In an electrode – a metal conductor through which electric current is passed – electrons move freely and oscillate in a wavelike fashion called a plasmon. Shining light on the surface plasmon causes the electrons to absorb energy and enter an excited state. Tao notes that the plasmon is exquisitely sensitive to any changes occurring near the electrode's surface. If, for example, an electrochemical reaction involving oxidation or reduction takes place (where electrons are lost or gained, respectively), the plasmon registers this change as a reflection of light (electrochemical current can be inferred from the changes in optical signals detected). The technique allows for the resolution of trace chemicals down to a small fraction of a micron in diameter.

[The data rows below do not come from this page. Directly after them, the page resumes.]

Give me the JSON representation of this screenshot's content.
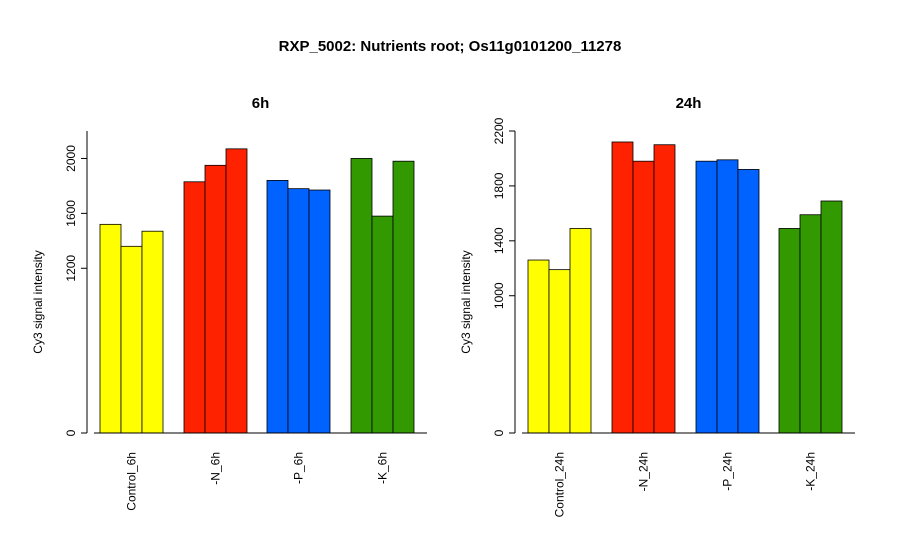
{
  "title": "RXP_5002: Nutrients root; Os11g0101200_11278",
  "chart_data": [
    {
      "type": "bar",
      "title": "6h",
      "ylabel": "Cy3 signal intensity",
      "ylim": [
        0,
        2200
      ],
      "yticks": [
        0,
        1200,
        1600,
        2000
      ],
      "categories": [
        "Control_6h",
        "-N_6h",
        "-P_6h",
        "-K_6h"
      ],
      "group_colors": [
        "#ffff00",
        "#ff2200",
        "#0062ff",
        "#339900"
      ],
      "values": [
        [
          1520,
          1360,
          1470
        ],
        [
          1830,
          1950,
          2070
        ],
        [
          1840,
          1780,
          1770
        ],
        [
          2000,
          1580,
          1980
        ]
      ]
    },
    {
      "type": "bar",
      "title": "24h",
      "ylabel": "Cy3 signal intensity",
      "ylim": [
        0,
        2200
      ],
      "yticks": [
        0,
        1000,
        1400,
        1800,
        2200
      ],
      "categories": [
        "Control_24h",
        "-N_24h",
        "-P_24h",
        "-K_24h"
      ],
      "group_colors": [
        "#ffff00",
        "#ff2200",
        "#0062ff",
        "#339900"
      ],
      "values": [
        [
          1260,
          1190,
          1490
        ],
        [
          2120,
          1980,
          2100
        ],
        [
          1980,
          1990,
          1920
        ],
        [
          1490,
          1590,
          1690
        ]
      ]
    }
  ]
}
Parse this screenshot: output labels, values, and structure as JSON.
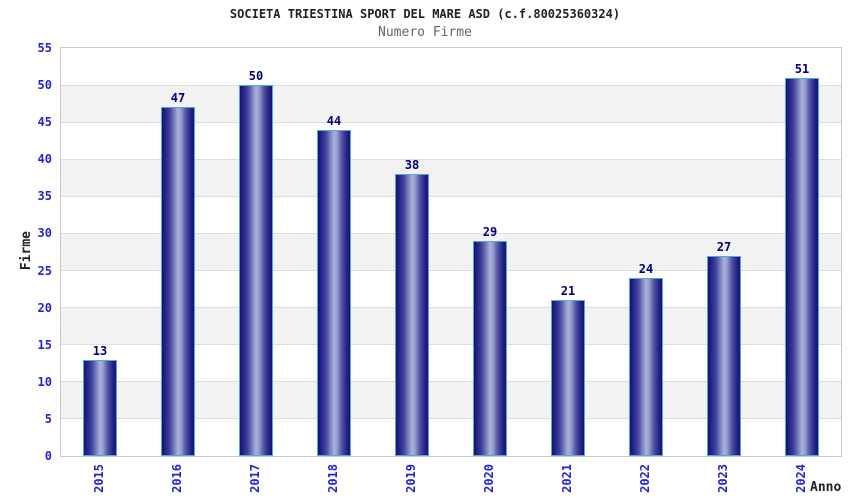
{
  "chart_data": {
    "type": "bar",
    "title": "SOCIETA TRIESTINA SPORT DEL MARE ASD (c.f.80025360324)",
    "subtitle": "Numero Firme",
    "xlabel": "Anno",
    "ylabel": "Firme",
    "categories": [
      "2015",
      "2016",
      "2017",
      "2018",
      "2019",
      "2020",
      "2021",
      "2022",
      "2023",
      "2024"
    ],
    "values": [
      13,
      47,
      50,
      44,
      38,
      29,
      21,
      24,
      27,
      51
    ],
    "ylim": [
      0,
      55
    ],
    "ytick_step": 5,
    "grid": "horizontal-bands",
    "legend": "none",
    "colors": {
      "background": "#ffffff",
      "title": "#222222",
      "subtitle": "#666666",
      "tick_label": "#2323d6",
      "value_label": "#00007e",
      "axis_title": "#222222",
      "bar_dark": "#15156b",
      "bar_mid": "#23238b",
      "bar_light": "#a9b1db",
      "bar_border": "#57a5e9",
      "band": "#f2f2f2",
      "gridline": "#dddddd",
      "plot_border": "#c9c9c9"
    }
  }
}
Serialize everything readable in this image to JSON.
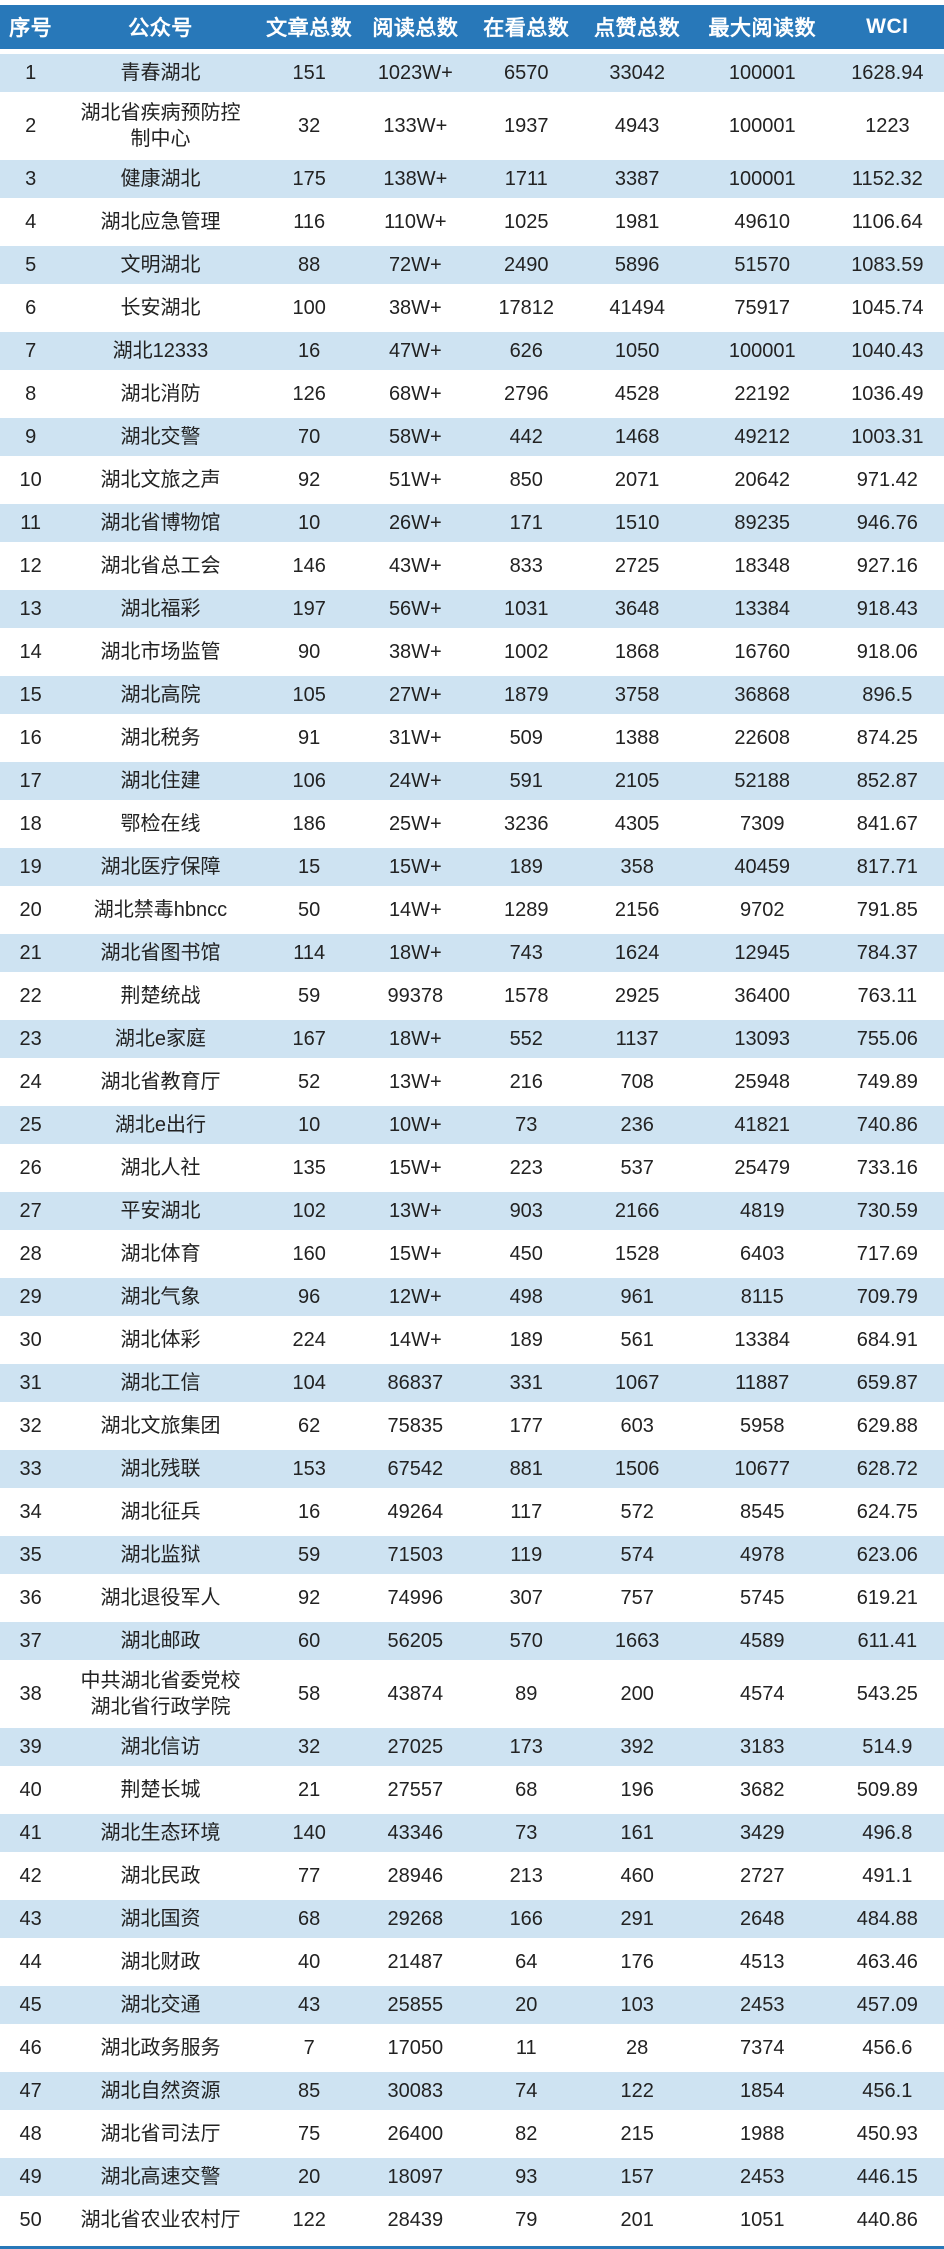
{
  "chart_data": {
    "type": "table",
    "columns": [
      "序号",
      "公众号",
      "文章总数",
      "阅读总数",
      "在看总数",
      "点赞总数",
      "最大阅读数",
      "WCI"
    ],
    "rows": [
      [
        "1",
        "青春湖北",
        "151",
        "1023W+",
        "6570",
        "33042",
        "100001",
        "1628.94"
      ],
      [
        "2",
        "湖北省疾病预防控\n制中心",
        "32",
        "133W+",
        "1937",
        "4943",
        "100001",
        "1223"
      ],
      [
        "3",
        "健康湖北",
        "175",
        "138W+",
        "1711",
        "3387",
        "100001",
        "1152.32"
      ],
      [
        "4",
        "湖北应急管理",
        "116",
        "110W+",
        "1025",
        "1981",
        "49610",
        "1106.64"
      ],
      [
        "5",
        "文明湖北",
        "88",
        "72W+",
        "2490",
        "5896",
        "51570",
        "1083.59"
      ],
      [
        "6",
        "长安湖北",
        "100",
        "38W+",
        "17812",
        "41494",
        "75917",
        "1045.74"
      ],
      [
        "7",
        "湖北12333",
        "16",
        "47W+",
        "626",
        "1050",
        "100001",
        "1040.43"
      ],
      [
        "8",
        "湖北消防",
        "126",
        "68W+",
        "2796",
        "4528",
        "22192",
        "1036.49"
      ],
      [
        "9",
        "湖北交警",
        "70",
        "58W+",
        "442",
        "1468",
        "49212",
        "1003.31"
      ],
      [
        "10",
        "湖北文旅之声",
        "92",
        "51W+",
        "850",
        "2071",
        "20642",
        "971.42"
      ],
      [
        "11",
        "湖北省博物馆",
        "10",
        "26W+",
        "171",
        "1510",
        "89235",
        "946.76"
      ],
      [
        "12",
        "湖北省总工会",
        "146",
        "43W+",
        "833",
        "2725",
        "18348",
        "927.16"
      ],
      [
        "13",
        "湖北福彩",
        "197",
        "56W+",
        "1031",
        "3648",
        "13384",
        "918.43"
      ],
      [
        "14",
        "湖北市场监管",
        "90",
        "38W+",
        "1002",
        "1868",
        "16760",
        "918.06"
      ],
      [
        "15",
        "湖北高院",
        "105",
        "27W+",
        "1879",
        "3758",
        "36868",
        "896.5"
      ],
      [
        "16",
        "湖北税务",
        "91",
        "31W+",
        "509",
        "1388",
        "22608",
        "874.25"
      ],
      [
        "17",
        "湖北住建",
        "106",
        "24W+",
        "591",
        "2105",
        "52188",
        "852.87"
      ],
      [
        "18",
        "鄂检在线",
        "186",
        "25W+",
        "3236",
        "4305",
        "7309",
        "841.67"
      ],
      [
        "19",
        "湖北医疗保障",
        "15",
        "15W+",
        "189",
        "358",
        "40459",
        "817.71"
      ],
      [
        "20",
        "湖北禁毒hbncc",
        "50",
        "14W+",
        "1289",
        "2156",
        "9702",
        "791.85"
      ],
      [
        "21",
        "湖北省图书馆",
        "114",
        "18W+",
        "743",
        "1624",
        "12945",
        "784.37"
      ],
      [
        "22",
        "荆楚统战",
        "59",
        "99378",
        "1578",
        "2925",
        "36400",
        "763.11"
      ],
      [
        "23",
        "湖北e家庭",
        "167",
        "18W+",
        "552",
        "1137",
        "13093",
        "755.06"
      ],
      [
        "24",
        "湖北省教育厅",
        "52",
        "13W+",
        "216",
        "708",
        "25948",
        "749.89"
      ],
      [
        "25",
        "湖北e出行",
        "10",
        "10W+",
        "73",
        "236",
        "41821",
        "740.86"
      ],
      [
        "26",
        "湖北人社",
        "135",
        "15W+",
        "223",
        "537",
        "25479",
        "733.16"
      ],
      [
        "27",
        "平安湖北",
        "102",
        "13W+",
        "903",
        "2166",
        "4819",
        "730.59"
      ],
      [
        "28",
        "湖北体育",
        "160",
        "15W+",
        "450",
        "1528",
        "6403",
        "717.69"
      ],
      [
        "29",
        "湖北气象",
        "96",
        "12W+",
        "498",
        "961",
        "8115",
        "709.79"
      ],
      [
        "30",
        "湖北体彩",
        "224",
        "14W+",
        "189",
        "561",
        "13384",
        "684.91"
      ],
      [
        "31",
        "湖北工信",
        "104",
        "86837",
        "331",
        "1067",
        "11887",
        "659.87"
      ],
      [
        "32",
        "湖北文旅集团",
        "62",
        "75835",
        "177",
        "603",
        "5958",
        "629.88"
      ],
      [
        "33",
        "湖北残联",
        "153",
        "67542",
        "881",
        "1506",
        "10677",
        "628.72"
      ],
      [
        "34",
        "湖北征兵",
        "16",
        "49264",
        "117",
        "572",
        "8545",
        "624.75"
      ],
      [
        "35",
        "湖北监狱",
        "59",
        "71503",
        "119",
        "574",
        "4978",
        "623.06"
      ],
      [
        "36",
        "湖北退役军人",
        "92",
        "74996",
        "307",
        "757",
        "5745",
        "619.21"
      ],
      [
        "37",
        "湖北邮政",
        "60",
        "56205",
        "570",
        "1663",
        "4589",
        "611.41"
      ],
      [
        "38",
        "中共湖北省委党校\n湖北省行政学院",
        "58",
        "43874",
        "89",
        "200",
        "4574",
        "543.25"
      ],
      [
        "39",
        "湖北信访",
        "32",
        "27025",
        "173",
        "392",
        "3183",
        "514.9"
      ],
      [
        "40",
        "荆楚长城",
        "21",
        "27557",
        "68",
        "196",
        "3682",
        "509.89"
      ],
      [
        "41",
        "湖北生态环境",
        "140",
        "43346",
        "73",
        "161",
        "3429",
        "496.8"
      ],
      [
        "42",
        "湖北民政",
        "77",
        "28946",
        "213",
        "460",
        "2727",
        "491.1"
      ],
      [
        "43",
        "湖北国资",
        "68",
        "29268",
        "166",
        "291",
        "2648",
        "484.88"
      ],
      [
        "44",
        "湖北财政",
        "40",
        "21487",
        "64",
        "176",
        "4513",
        "463.46"
      ],
      [
        "45",
        "湖北交通",
        "43",
        "25855",
        "20",
        "103",
        "2453",
        "457.09"
      ],
      [
        "46",
        "湖北政务服务",
        "7",
        "17050",
        "11",
        "28",
        "7374",
        "456.6"
      ],
      [
        "47",
        "湖北自然资源",
        "85",
        "30083",
        "74",
        "122",
        "1854",
        "456.1"
      ],
      [
        "48",
        "湖北省司法厅",
        "75",
        "26400",
        "82",
        "215",
        "1988",
        "450.93"
      ],
      [
        "49",
        "湖北高速交警",
        "20",
        "18097",
        "93",
        "157",
        "2453",
        "446.15"
      ],
      [
        "50",
        "湖北省农业农村厅",
        "122",
        "28439",
        "79",
        "201",
        "1051",
        "440.86"
      ]
    ]
  },
  "colors": {
    "header_bg": "#2878B9",
    "header_text": "#FFFFFF",
    "alt_row_bg": "#CEE3F2",
    "body_text": "#222222",
    "bottom_rule": "#2878B9"
  }
}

The TNT experiments were carried out by first depositing a fingerprint on the surface of an electrode. The raised ridges of the fingerprint formed a delicate layer of protein that blocked the flow of electrochemical current, whereas the grooves allowed current to flow, providing the contrast to reveal the fingerprint in vivid relief when an electrical potential was applied.
Next, the applied potential was lowered to correspond to the specific reduction potential of TNT, at which point spots of the explosive particles appeared, providing both visual and chemical confirmation. Remarkably, the technique could successfully detect the grains of TNT, even if they were mixed with other species of particles, including traces of dust, airborn particulate matter or wax.
The research was supported through a National Science Foundation Special Creativity award. Co-authors of the study are: Xiaonan Shan, Urmez Patel, Shaopeng Wang and Rodrigo Iglesias.